This morning I donned my mask and headed to the grocery store. For me, wearing a mask isn’t a simple straight forward thing of the CDC recommends it to help protect against spreading COVID-19 so I do it. No, with me, many things often involve a lot more psychological wrestling than they should.
You see, deciding to wear a mask or not exposes deeply rooted tendencies I’d rather not have. In particular, I want people to not judge me. Therefore, I want to know how many other people are going to be wearing masks so I can make the choice that will put me in the majority so I don’t look like the odd man out. I’m the odd man out enough as it is; I don’t need to be deliberately doing things that will make it worse. The problem with mask-wearing is I really can’t win. I live in exurbia, close enough to a major metropolitan area for commuting to work there but out past the immediate suburbs, where the culture is smalltown. This means mask-wearing is about 50/50—half of the people do and half don’t.
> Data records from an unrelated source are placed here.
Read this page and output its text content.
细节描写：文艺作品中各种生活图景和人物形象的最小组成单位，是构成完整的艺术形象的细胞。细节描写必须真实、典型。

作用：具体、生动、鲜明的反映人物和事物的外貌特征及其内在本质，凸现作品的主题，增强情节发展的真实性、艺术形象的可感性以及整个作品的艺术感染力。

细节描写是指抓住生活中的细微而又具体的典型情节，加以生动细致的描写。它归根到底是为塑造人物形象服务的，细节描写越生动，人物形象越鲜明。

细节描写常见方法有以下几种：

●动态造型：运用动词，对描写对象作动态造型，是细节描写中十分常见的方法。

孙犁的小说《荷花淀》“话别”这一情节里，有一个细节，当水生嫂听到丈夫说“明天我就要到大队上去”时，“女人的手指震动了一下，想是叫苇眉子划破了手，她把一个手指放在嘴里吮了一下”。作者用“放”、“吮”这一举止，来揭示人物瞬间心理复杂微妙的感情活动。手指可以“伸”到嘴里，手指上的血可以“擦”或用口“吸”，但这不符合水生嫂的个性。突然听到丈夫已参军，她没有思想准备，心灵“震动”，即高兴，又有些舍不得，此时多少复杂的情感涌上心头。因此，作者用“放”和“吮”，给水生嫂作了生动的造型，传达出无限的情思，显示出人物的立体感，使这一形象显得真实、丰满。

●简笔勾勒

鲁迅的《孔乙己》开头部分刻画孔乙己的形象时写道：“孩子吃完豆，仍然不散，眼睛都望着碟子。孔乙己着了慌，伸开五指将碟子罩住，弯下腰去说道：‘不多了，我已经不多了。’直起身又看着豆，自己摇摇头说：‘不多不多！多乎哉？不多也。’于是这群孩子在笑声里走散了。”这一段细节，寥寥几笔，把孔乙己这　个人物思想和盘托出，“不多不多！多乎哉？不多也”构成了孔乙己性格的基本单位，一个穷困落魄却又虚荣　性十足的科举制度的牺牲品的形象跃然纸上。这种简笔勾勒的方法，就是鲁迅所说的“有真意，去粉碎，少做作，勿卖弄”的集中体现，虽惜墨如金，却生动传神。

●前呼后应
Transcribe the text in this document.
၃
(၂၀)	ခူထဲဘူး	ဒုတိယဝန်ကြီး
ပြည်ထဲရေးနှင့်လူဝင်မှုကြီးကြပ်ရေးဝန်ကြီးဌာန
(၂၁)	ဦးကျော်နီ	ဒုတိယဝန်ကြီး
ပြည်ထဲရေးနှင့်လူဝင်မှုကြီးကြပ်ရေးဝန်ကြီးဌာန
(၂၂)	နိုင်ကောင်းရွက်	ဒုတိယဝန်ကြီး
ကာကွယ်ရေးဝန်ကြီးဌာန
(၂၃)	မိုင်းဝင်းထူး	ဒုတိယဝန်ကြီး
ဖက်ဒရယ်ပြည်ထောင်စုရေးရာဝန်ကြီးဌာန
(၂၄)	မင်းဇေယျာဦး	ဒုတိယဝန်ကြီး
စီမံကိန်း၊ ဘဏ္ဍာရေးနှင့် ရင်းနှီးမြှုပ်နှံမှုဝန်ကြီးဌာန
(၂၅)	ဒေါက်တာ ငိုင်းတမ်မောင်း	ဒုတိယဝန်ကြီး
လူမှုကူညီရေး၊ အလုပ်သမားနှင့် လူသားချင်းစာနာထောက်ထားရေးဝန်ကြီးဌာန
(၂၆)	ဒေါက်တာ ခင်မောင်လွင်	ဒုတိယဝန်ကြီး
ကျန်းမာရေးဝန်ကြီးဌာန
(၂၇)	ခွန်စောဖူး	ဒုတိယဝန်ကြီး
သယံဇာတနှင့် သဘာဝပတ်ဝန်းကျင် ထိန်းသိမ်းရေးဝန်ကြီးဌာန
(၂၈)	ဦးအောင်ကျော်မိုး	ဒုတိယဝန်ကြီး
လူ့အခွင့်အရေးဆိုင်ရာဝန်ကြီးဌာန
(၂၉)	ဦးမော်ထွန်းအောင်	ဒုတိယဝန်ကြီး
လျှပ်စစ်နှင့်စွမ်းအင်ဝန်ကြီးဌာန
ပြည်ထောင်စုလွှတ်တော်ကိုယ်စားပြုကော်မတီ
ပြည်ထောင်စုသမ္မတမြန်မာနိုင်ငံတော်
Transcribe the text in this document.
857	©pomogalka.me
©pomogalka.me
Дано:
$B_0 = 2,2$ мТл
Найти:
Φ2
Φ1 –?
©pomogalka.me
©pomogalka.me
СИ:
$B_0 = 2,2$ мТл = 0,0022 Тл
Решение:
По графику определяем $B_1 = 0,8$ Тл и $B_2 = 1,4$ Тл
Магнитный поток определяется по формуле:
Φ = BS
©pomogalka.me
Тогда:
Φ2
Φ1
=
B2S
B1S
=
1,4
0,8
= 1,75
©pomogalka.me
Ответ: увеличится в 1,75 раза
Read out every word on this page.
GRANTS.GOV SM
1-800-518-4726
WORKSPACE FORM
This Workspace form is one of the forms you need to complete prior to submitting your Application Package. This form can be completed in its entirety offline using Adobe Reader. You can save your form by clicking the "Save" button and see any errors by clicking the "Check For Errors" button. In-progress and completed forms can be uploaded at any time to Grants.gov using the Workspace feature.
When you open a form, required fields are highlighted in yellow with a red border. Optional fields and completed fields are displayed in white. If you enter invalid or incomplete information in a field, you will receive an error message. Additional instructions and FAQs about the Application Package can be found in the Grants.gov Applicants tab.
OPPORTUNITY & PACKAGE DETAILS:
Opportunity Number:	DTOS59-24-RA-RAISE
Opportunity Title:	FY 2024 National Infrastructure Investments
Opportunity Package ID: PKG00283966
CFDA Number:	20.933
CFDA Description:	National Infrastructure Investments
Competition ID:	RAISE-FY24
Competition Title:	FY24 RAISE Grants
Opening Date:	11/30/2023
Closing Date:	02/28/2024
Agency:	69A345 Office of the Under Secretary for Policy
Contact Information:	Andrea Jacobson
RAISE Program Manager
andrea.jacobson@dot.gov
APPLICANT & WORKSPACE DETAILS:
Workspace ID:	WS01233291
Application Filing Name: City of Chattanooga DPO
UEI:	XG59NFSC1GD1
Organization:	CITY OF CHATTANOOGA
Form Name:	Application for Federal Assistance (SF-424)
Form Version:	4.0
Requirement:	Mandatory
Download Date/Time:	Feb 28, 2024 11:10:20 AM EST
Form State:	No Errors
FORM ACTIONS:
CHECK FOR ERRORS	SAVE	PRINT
So, if I opt to wear a mask, I’m going to have about half of the people I see at the store looking at me and thinking, “Oh, you’re one of those paranoid people.” But, if I don’t wear a mask, the other half of the people I encounter are going to be thinking, “How can you be so irresponsible!?!? You’re endangering us all!” I can’t win.
I wouldn’t have this problem if I didn’t have mixed feelings about the mask recommendation myself. If I firmly believed masks were going to be a major game changer in this pandemic, it wouldn’t bother me to wear one, even if it made people think I’m paranoid. If I firmly believed masks were worthless as a prevention strategy, it wouldn’t bother me to go without one, even if it made people think I’m a public health menace. However, I don’t believe either of those things wholeheartedly. Yes, masks probably make us somewhat safER, particularly if the majority of people use them. But, they don’t make us safe. Life is not safe. On the other hand, I understand the fear of getting sick many are experiencing right now, even if I don’t share that fear myself. For me, if I get sick, I get sick. It’s just not a worry I have. It’s okay if you do worry about getting sick and I don’t; I’m not right and you’re not wrong. It’s just a different perspective. I don’t want to increase your worry for yourself and your family though by refusing to do something simple that is not risking harm to me just because I don’t have the same concerns.